Sonntagmorgen, die Nacht war kalt. Bevor um halb sechs der Wecker klingelt, bin ich schon wach. Kurzes Frühstück, Tasche packen, dann geht es los.
Wir fahren durch das stille Morgenlicht. Dichter Nebel liegt im Tal, als wir es durchqueren, aber oben am Flugplatz ist der Himmel klar.
Ich darf beim Tanken helfen. Das Flugzeug durchchecken, alles OK. Einsteigen, anschnallen, Tür zu und verriegeln, Motor an. Der Pilot erklärt mir die Instrumente. Dann los, letzter Check am Rollhalt, Meldung per Funk an den Flugleiter, und auf die Startbahn rollen.
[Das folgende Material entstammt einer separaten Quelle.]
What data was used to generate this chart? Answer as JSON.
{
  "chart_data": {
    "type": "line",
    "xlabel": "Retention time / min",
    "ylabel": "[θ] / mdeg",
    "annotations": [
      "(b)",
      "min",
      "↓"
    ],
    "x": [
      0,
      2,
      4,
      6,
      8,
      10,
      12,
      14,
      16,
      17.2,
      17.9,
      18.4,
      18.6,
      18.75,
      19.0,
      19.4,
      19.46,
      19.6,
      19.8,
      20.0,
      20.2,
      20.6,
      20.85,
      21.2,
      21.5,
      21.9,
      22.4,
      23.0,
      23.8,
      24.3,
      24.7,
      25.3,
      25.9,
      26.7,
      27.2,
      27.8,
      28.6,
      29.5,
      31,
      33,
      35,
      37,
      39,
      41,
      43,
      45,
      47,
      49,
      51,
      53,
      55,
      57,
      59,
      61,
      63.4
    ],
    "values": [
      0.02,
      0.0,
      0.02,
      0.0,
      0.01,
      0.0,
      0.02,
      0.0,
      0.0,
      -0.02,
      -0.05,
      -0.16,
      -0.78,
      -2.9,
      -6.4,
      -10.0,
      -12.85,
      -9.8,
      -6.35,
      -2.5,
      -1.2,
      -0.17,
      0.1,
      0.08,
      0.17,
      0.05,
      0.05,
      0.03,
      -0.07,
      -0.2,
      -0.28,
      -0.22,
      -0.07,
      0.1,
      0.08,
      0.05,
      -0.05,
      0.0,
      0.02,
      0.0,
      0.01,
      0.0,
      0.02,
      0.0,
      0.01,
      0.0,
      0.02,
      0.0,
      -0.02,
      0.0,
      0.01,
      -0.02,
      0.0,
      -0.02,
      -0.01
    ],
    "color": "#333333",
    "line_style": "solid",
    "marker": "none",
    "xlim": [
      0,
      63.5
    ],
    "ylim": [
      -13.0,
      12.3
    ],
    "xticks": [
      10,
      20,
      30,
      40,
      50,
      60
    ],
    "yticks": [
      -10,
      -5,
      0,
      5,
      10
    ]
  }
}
Die Startbeschleunigung - nicht ganz wie beim Airbus, aber trotzdem muß ich lachen, als wir abheben.
Die Welt fällt runter, und wir steigen auf. Das Stück Boden, das uns eben noch trug und festhielt, ist jetzt irgendwo da unten, hinter uns. Hier oben ist nur noch die Luft. Die trägt uns leichter und freier, gibt uns freundliche kleine Schubse, aber sie läßt uns nicht fallen. Jetzt bin ich ganz wach!
Als wir weiter oben sind, zeigt mir der Pilot, wie das Flugzeug die Nase senkt, wenn man kurz das Gas wegnimmt. Wir sacken ein kleines Stück ab, mein Magen macht einen Hüpfer, und schon wieder muß ich lachen. Nochmal bitte! Mehr!
Am Horizont liegt Dunst, die Felder und Hügel von hier oben maigrün und frisch. Der Kleinkram verschwindet und macht Platz für das Ganze.
Wir überfliegen das neblige Tal, das wir vorher im Auto durchquert haben. Der Nebel liegt darin wie leichte Zuckerwatte, darauf das klare, rosig-blaue Morgenlicht, ich möchte es mit den Augen streicheln.
Anderthalb Stunden sind wir in der Luft. Wälder und Flüsse, Dörfer und Straßen von oben. Wir kreisen um die Gipfel dreier Berge. Eine Kirche, eine Burg, ein Aussichtsturm.
Kleine Böen spielen mit uns, die Thermik trägt uns höher. Eine leichte Wolke verweht sich über uns, und die Sonne löst sie auf, fast während wir zusehen.
Die Zeit verfliegt, viel zu bald ist es vorbei. Zurück zum Flugplatz, Meldung per Funk. Turbulente Kurve im Landeanflug, sinken, sinken, und weiche Landung auf der Graspiste. Die Erde hat mich wieder - vorläufig jedenfalls, denn das letzte Mal war es sicher nicht.
Den ganzen Tag bin ich noch voll vom Fliegen, fühle im Gehen jeden Windhauch.
Meine Füße gehn auf festem Grund,
aber viel leichter jetzt
als gestern noch.
So viel Luft und Licht macht helle Augen.